We found a lost copy of the earliest surviving English poem in a medieval manuscript in Rome

Some medieval texts have barely survived. Beowulf, the Old English masterwork, exists today because of a single manuscript – one that narrowly escaped combustion in 1731. For such texts, the single manuscript is all important. The discovery of another copy would transform our understanding.

By contrast, a work like Bede’s Historia Ecclesiastica Gentis Anglorum (Ecclesiastical History of the English People) survives in more than 160 manuscripts. This volume of material has meant that scholars have tended to focus on just a few of the earliest copies, since these are most likely to preserve a text close to what Bede originally wrote. The result is that many later or less well-known manuscripts have received little detailed attention.

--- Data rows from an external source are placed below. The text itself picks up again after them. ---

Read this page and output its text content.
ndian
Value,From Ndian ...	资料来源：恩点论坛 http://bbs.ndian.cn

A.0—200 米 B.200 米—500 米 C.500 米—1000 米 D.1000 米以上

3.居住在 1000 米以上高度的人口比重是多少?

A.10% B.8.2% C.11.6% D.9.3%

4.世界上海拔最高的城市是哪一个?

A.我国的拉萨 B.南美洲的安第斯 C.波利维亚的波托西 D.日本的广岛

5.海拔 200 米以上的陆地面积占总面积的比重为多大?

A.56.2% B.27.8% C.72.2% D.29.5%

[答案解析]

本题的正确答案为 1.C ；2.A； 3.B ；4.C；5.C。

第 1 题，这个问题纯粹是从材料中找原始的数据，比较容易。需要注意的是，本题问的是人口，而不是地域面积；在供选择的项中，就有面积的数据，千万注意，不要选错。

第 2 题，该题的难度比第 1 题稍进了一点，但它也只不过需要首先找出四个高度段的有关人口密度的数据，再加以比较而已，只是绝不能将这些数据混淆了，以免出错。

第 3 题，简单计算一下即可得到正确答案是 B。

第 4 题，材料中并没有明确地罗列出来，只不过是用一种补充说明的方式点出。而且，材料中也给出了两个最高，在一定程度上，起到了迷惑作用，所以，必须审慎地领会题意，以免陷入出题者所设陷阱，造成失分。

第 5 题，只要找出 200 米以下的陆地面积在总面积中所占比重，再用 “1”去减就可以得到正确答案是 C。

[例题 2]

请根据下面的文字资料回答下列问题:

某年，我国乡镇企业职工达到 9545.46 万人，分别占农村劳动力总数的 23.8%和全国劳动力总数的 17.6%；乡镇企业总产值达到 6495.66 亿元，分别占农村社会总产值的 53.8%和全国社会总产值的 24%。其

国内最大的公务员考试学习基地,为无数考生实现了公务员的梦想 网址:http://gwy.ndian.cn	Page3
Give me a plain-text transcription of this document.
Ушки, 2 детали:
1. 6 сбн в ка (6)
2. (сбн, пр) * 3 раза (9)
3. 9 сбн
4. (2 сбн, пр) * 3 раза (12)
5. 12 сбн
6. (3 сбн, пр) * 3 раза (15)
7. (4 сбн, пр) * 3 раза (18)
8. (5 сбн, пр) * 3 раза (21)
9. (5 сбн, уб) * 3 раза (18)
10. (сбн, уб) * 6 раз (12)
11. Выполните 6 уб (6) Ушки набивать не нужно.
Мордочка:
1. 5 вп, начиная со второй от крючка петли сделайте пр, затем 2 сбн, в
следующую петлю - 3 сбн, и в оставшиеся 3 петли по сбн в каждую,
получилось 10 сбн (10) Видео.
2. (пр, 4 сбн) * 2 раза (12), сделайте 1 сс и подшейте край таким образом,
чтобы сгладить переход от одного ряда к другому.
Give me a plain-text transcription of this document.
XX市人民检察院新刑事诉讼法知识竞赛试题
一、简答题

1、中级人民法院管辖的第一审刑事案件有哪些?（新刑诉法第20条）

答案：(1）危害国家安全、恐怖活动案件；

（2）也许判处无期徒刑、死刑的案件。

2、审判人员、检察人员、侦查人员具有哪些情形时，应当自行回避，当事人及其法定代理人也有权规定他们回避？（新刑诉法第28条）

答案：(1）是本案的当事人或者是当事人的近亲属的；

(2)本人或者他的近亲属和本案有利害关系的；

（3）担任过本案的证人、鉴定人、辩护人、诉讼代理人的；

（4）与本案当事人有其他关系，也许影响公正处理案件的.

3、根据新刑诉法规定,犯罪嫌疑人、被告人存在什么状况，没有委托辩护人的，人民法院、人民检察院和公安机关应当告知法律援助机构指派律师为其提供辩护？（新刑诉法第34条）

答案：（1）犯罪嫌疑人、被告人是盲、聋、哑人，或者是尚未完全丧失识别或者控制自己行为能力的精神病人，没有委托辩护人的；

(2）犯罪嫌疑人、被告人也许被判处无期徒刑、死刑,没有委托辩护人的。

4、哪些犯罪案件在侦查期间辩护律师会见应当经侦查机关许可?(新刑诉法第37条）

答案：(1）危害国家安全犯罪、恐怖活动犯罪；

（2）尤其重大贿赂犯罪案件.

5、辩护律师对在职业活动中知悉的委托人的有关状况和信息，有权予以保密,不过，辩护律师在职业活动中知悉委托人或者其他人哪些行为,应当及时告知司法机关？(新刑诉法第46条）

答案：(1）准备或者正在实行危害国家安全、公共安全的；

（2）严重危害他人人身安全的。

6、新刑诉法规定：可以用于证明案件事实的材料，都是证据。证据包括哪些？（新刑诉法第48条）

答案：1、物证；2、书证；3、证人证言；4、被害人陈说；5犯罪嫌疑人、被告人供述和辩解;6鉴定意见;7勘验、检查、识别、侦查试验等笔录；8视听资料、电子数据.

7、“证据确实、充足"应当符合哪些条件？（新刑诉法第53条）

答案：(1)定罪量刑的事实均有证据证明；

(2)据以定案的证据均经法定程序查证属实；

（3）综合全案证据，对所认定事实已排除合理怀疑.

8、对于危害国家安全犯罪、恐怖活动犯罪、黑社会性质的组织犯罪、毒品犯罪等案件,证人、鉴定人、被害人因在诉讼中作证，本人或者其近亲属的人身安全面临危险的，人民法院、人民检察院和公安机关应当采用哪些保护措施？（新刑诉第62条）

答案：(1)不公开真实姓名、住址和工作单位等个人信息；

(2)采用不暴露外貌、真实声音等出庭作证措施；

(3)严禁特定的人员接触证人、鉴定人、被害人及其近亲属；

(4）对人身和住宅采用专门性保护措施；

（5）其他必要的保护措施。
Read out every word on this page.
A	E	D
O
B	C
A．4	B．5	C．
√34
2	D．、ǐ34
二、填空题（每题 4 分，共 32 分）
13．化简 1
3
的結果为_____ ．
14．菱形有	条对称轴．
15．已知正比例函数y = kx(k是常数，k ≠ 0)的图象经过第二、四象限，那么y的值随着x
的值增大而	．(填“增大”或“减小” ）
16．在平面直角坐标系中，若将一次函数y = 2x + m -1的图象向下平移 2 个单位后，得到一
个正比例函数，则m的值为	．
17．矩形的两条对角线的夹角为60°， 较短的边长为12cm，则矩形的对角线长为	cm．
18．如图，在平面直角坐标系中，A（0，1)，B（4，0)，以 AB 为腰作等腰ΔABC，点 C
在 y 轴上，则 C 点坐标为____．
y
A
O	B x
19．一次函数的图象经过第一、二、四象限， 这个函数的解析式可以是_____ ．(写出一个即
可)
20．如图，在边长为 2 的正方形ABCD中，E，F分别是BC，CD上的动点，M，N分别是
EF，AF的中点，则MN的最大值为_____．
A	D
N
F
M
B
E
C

Now, however, computational methods that make it possible to analyse millions of words are changing that picture. Instead of relying on a narrow selection of manuscripts, we can begin to take the full breadth of the tradition into account. And that, in turn, has renewed the value of finding and studying additional copies.

Our own work, motivated by the potential of studying many manuscripts but – for now at least – using traditional methods to locate them, has led to some unexpected discoveries, including, in Rome, a previously overlooked early copy of Bede’s Historia Ecclesiastica. Remarkably, this manuscript also preserves one of the earliest versions of Cædmon’s Hymn, the earliest known poem in English.